I tore off my clothes off and kicked them aside. She still wore her heels. I balanced her weight as we joined together as if we had rehearsed it a thousand times. We moved against each other, the rhythm of our muscles locked together. It was an eternity and only a short time when suddenly she cried out my name and her body spasmed, pulsing around me. A powerful release broke through her and I felt a great happiness rush through me. I knew that if her pleasure had come so strong and quickly it could only mean that she had been with me in her mind all day. It seemed only fair. She had been in my mind for four months.
After the first waves passed through her, she relaxed and breathed deeply, making small grunting noises in the back of her throat.
Standing there, holding her, kissing her forehead, I thought, This is the moment. Remember it.
As she leaned against me, I was positive that she never would have let this happen unless she had fallen in love with me.
She felt me inside her, looked up shyly, and said, “You’re not finished?”
I picked her up. Holding her against me, I kissed deeply and carried her towards one of the bedrooms.
“Finished?” I said, smiling down at her. “We’ve just started.”
She laughed softly.
“Oh yes, yes, we have. Jump started, I’d say.”

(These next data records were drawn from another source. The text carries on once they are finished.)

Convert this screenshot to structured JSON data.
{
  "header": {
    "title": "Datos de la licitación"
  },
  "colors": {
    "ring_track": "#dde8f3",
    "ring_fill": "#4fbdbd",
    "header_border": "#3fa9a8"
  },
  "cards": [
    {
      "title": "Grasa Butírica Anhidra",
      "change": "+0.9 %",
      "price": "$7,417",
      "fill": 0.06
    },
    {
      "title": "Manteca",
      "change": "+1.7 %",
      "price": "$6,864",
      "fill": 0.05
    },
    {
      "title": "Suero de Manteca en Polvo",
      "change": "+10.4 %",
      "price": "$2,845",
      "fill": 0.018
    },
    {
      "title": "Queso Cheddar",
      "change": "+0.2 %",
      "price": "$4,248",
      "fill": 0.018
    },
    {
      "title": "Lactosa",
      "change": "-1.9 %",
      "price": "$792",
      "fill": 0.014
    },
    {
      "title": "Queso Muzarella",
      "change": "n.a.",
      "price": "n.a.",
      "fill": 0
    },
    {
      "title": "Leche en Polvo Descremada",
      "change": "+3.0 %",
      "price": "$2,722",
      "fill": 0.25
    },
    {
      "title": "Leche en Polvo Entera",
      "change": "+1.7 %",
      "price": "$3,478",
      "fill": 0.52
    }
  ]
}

That night we played together, exploring each other. We cried out and we laughed. As the sun began to rise, Callie’s head rested on my chest. Her hair tickled my cheek.
“You’re sure this is what you wanted?” I said.

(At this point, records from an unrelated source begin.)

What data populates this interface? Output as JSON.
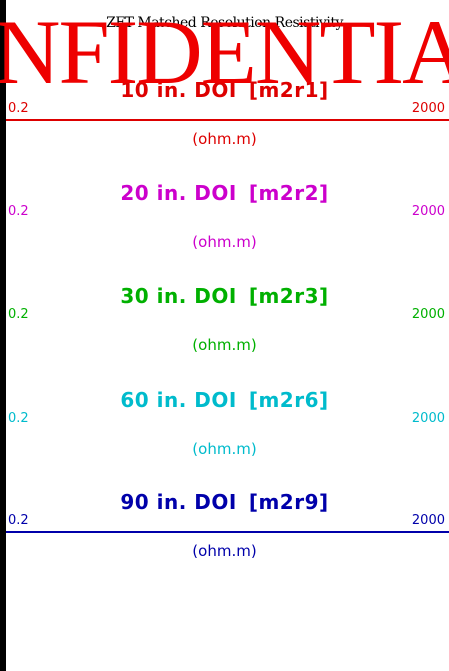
{
  "header": {
    "title": "ZFT Matched Resolution Resistivity",
    "watermark": "NFIDENTIA"
  },
  "tracks": [
    {
      "label": "10 in. DOI",
      "mnemonic": "[m2r1]",
      "scale_min": "0.2",
      "scale_max": "2000",
      "unit": "(ohm.m)",
      "color": "#dd0000",
      "line_style": "solid"
    },
    {
      "label": "20 in. DOI",
      "mnemonic": "[m2r2]",
      "scale_min": "0.2",
      "scale_max": "2000",
      "unit": "(ohm.m)",
      "color": "#cc00cc",
      "line_style": "short-dash"
    },
    {
      "label": "30 in. DOI",
      "mnemonic": "[m2r3]",
      "scale_min": "0.2",
      "scale_max": "2000",
      "unit": "(ohm.m)",
      "color": "#00b000",
      "line_style": "medium-dash"
    },
    {
      "label": "60 in. DOI",
      "mnemonic": "[m2r6]",
      "scale_min": "0.2",
      "scale_max": "2000",
      "unit": "(ohm.m)",
      "color": "#00bbcc",
      "line_style": "long-dash"
    },
    {
      "label": "90 in. DOI",
      "mnemonic": "[m2r9]",
      "scale_min": "0.2",
      "scale_max": "2000",
      "unit": "(ohm.m)",
      "color": "#0000aa",
      "line_style": "solid"
    }
  ]
}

“I’m sure it doesn’t matter,” she said, raising her head to kiss me. “It had to be done. And now it’s done.”
She kissed me once again, this time more deeply.
“Don’t worry, querida,” she said. “My father used to say that worries are only the foolish part of imagination.”
“It sounds better in Portuguese,” she said.
“In that case, use the other part and imagine this,” I said, pulling her closer.
Afterwards, she asked for some clothes so she could go home, a place that I’d never been. I began to argue, saw her face, and stopped. I had learned that when Callie was determined to do something, it was nearly impossible to change her mind. I couldn’t complain because her determination was one of things I loved about her.
At the door I kissed her goodbye. We made plans to see each other again. As she was walking away, she suddenly turned.
“Michael,” she said. “Please, no matter what happens, you must promise that you’ll forgive me.”